Нет, бог с ними, с людьми, «скучные они, ужас до чего скучные», над их скукой, над их глупостью надо смеяться. Вот три мужика в жарко натопленной избе постоялого двора. Они сняли кафтаны и сидят в жилетах. Двое горячо спорят о том, «как быть войне с Китаем», а третий – хитрец – побыстрей дохлебывает щи, поданные на троих. Но какие у них характерные позы, физиономии, жесты, как хорошо угадывается лицо того мужика, который сидит спиной к зрителю. Тот, кто сидит лицом к нам, – горячий спорщик, он привстал со скамьи, он протянул руку вперед, он в горячности вытянул перст, он забыл положить ложку на стол, хотя давно не ест; второй мужик – степенный, солидный, он тоже жестикулирует, но без горячности, со скамьи не вскакивает, ложку положил на стол, движения его медлительны. У первого голос звонкий, у второго – глухой. А третий… третий ест, он старается быть тихим, незаметным, и, конечно же, он съест и щи и кашу, перекрестится на образа, постелет на лавке тулуп и заснет, пока спорщики обнаружат, что им ничего не осталось.

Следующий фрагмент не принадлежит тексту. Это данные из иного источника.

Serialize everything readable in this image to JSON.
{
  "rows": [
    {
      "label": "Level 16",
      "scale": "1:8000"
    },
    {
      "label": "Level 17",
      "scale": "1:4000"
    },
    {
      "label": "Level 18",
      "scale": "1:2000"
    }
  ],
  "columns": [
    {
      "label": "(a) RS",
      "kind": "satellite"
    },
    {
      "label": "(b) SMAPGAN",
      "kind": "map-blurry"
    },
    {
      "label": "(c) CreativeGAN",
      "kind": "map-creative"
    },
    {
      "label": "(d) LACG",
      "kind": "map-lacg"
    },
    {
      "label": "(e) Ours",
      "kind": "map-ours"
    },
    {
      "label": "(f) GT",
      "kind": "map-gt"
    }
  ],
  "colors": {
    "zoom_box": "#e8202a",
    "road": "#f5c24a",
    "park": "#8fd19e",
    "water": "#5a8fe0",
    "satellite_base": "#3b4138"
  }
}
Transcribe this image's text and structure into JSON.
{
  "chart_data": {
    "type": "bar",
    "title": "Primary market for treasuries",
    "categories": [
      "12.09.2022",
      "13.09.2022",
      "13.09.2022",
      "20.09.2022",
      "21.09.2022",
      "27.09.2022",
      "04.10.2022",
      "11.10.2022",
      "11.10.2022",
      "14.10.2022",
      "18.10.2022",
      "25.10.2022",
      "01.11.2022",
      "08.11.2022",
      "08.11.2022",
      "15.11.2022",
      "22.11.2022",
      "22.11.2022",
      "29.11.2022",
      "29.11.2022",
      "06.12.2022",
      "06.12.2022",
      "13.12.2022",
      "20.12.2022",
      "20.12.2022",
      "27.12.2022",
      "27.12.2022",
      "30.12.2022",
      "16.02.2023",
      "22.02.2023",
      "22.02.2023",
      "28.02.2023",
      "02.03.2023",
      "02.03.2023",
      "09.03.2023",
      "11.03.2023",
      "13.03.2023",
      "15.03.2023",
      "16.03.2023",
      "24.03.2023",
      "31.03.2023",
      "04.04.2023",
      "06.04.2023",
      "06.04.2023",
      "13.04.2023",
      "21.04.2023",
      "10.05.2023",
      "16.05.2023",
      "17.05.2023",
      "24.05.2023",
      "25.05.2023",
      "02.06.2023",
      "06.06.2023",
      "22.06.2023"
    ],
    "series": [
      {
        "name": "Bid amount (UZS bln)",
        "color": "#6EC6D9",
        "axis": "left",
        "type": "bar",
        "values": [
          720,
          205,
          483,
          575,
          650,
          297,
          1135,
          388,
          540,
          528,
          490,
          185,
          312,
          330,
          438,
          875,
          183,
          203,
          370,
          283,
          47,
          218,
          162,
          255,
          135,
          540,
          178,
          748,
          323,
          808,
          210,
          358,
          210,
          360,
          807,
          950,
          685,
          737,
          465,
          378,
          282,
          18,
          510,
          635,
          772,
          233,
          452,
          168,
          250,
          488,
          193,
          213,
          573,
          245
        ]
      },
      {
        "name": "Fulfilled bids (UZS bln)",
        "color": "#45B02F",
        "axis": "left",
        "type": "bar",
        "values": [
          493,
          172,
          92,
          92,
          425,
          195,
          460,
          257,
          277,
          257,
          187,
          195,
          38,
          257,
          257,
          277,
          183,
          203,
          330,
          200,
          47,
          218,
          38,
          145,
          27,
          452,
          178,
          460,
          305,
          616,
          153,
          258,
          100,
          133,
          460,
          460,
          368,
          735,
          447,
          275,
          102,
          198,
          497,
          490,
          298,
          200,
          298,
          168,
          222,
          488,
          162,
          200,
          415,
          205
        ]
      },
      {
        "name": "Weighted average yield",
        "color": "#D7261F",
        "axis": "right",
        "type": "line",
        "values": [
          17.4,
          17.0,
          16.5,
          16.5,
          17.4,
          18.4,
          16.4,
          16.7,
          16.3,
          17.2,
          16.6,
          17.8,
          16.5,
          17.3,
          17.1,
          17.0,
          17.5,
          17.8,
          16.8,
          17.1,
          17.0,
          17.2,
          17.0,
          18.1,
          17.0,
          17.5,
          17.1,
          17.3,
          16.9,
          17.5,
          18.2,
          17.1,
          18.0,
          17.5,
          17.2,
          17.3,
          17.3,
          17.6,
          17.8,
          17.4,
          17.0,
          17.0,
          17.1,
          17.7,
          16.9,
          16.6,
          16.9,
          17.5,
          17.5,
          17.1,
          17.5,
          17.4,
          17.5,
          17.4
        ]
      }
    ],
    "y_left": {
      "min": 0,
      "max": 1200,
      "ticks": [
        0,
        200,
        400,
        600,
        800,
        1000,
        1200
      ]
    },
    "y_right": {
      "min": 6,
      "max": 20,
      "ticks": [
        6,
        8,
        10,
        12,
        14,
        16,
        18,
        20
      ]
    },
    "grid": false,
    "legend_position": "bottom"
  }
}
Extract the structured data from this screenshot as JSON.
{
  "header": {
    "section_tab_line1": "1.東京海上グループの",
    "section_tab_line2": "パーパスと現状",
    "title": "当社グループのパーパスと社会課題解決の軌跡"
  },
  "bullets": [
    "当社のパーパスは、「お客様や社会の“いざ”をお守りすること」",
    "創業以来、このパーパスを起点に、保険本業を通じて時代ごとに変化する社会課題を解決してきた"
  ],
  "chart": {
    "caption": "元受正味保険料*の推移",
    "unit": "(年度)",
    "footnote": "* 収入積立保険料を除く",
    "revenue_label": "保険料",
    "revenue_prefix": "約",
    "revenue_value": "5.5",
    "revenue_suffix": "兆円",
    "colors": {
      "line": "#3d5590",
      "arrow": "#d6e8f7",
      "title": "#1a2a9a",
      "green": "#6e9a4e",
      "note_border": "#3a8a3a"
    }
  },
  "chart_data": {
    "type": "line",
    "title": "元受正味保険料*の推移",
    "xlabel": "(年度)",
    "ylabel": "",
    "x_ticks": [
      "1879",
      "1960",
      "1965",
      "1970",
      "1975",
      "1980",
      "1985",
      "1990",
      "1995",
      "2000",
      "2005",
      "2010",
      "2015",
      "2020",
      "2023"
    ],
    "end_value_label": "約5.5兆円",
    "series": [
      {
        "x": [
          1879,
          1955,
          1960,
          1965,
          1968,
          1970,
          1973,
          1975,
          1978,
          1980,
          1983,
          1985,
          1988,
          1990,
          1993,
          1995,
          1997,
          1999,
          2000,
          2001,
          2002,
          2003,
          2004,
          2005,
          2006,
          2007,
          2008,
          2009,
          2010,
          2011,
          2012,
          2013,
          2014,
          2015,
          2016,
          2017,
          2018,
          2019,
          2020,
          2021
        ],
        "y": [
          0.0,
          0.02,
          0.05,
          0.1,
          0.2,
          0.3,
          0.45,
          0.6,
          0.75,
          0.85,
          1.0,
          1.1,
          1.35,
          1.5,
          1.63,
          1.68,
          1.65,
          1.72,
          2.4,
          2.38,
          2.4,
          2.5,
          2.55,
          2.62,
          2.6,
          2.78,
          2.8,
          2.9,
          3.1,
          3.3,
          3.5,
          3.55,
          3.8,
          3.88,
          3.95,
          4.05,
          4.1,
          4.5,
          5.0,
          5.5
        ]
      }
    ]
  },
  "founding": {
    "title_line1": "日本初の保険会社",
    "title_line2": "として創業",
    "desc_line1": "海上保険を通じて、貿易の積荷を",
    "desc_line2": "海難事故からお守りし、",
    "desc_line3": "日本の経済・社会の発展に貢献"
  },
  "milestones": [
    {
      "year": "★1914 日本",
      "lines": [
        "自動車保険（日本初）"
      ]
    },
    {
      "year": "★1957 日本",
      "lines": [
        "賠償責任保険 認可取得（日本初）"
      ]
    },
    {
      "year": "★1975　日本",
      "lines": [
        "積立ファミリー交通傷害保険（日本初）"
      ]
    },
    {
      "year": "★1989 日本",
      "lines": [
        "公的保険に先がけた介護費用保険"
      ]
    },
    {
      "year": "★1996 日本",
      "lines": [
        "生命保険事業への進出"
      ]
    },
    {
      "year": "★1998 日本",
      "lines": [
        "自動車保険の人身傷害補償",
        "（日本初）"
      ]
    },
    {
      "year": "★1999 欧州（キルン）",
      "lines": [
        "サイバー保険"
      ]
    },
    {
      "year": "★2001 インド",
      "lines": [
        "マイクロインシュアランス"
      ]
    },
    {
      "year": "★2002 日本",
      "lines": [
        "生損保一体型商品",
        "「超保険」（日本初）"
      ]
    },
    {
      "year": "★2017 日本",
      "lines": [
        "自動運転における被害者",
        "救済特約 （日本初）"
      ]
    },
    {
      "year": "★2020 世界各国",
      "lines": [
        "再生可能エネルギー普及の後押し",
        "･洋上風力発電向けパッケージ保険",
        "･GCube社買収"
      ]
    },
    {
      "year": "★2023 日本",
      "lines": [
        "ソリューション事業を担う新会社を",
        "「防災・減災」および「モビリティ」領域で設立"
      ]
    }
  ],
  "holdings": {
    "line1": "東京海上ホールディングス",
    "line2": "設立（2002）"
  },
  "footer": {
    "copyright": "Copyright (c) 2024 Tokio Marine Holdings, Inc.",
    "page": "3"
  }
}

Но лучший рисунок – это «Тришкин кафтан».
Первый вариант иллюстрации не отличается никакими достоинствами, это, скорее, даже не вариант, а нащупывание композиции: обыкновенный крестьянский парень, крепкий, с большими руками, стоит у стола, обернувшись к женщине, насмешливо глядящей из открытой в другую комнату двери. У женщины узенькие глаза, она сдержанно смеется. Но над чем? Ничего смешного ни в Тришкином лице, ни в кафтане. Какая-то тишина стоит в комнатах.
И Серов решает заострить рисунок, привести все в движение, заставить людей хохотать над незадачливым портным. В двери появляется парень, он согнулся от смеха, зажав руки между коленями, у него рот до ушей, он не просто смеется, он издевательски смеется, чувствуется, что он сказал сейчас Тришке что-то очень обидное. А за его спиной помирает со смеху круглолицая молодка; слезы бегут у нее из глаз, но она не может остановиться, глядя на идиотскую физиономию Тришки, на идиотские его дела. Кто-то еще заглядывает в дверь. У него удивленные глаза, вытянувшееся от любопытства лицо, он еще не видит Тришку, не понимает, почему все хохочут. Но сейчас он все поймет и тоже присоединится к смеющимся. Вся эта группа движется, смеется, от тишины предварительного рисунка не осталось и следа. А сам Тришка? Он совершенно изменился. Дурацкое лицо на длинной шее, дурацкие руки с оттопыренными большими пальцами, из-за которых сразу же бросаются в глаза непомерно короткие рукава его кафтана, – причина всеобщего смеха. А во всей его фигуре обнаженная, непробиваемая глупость.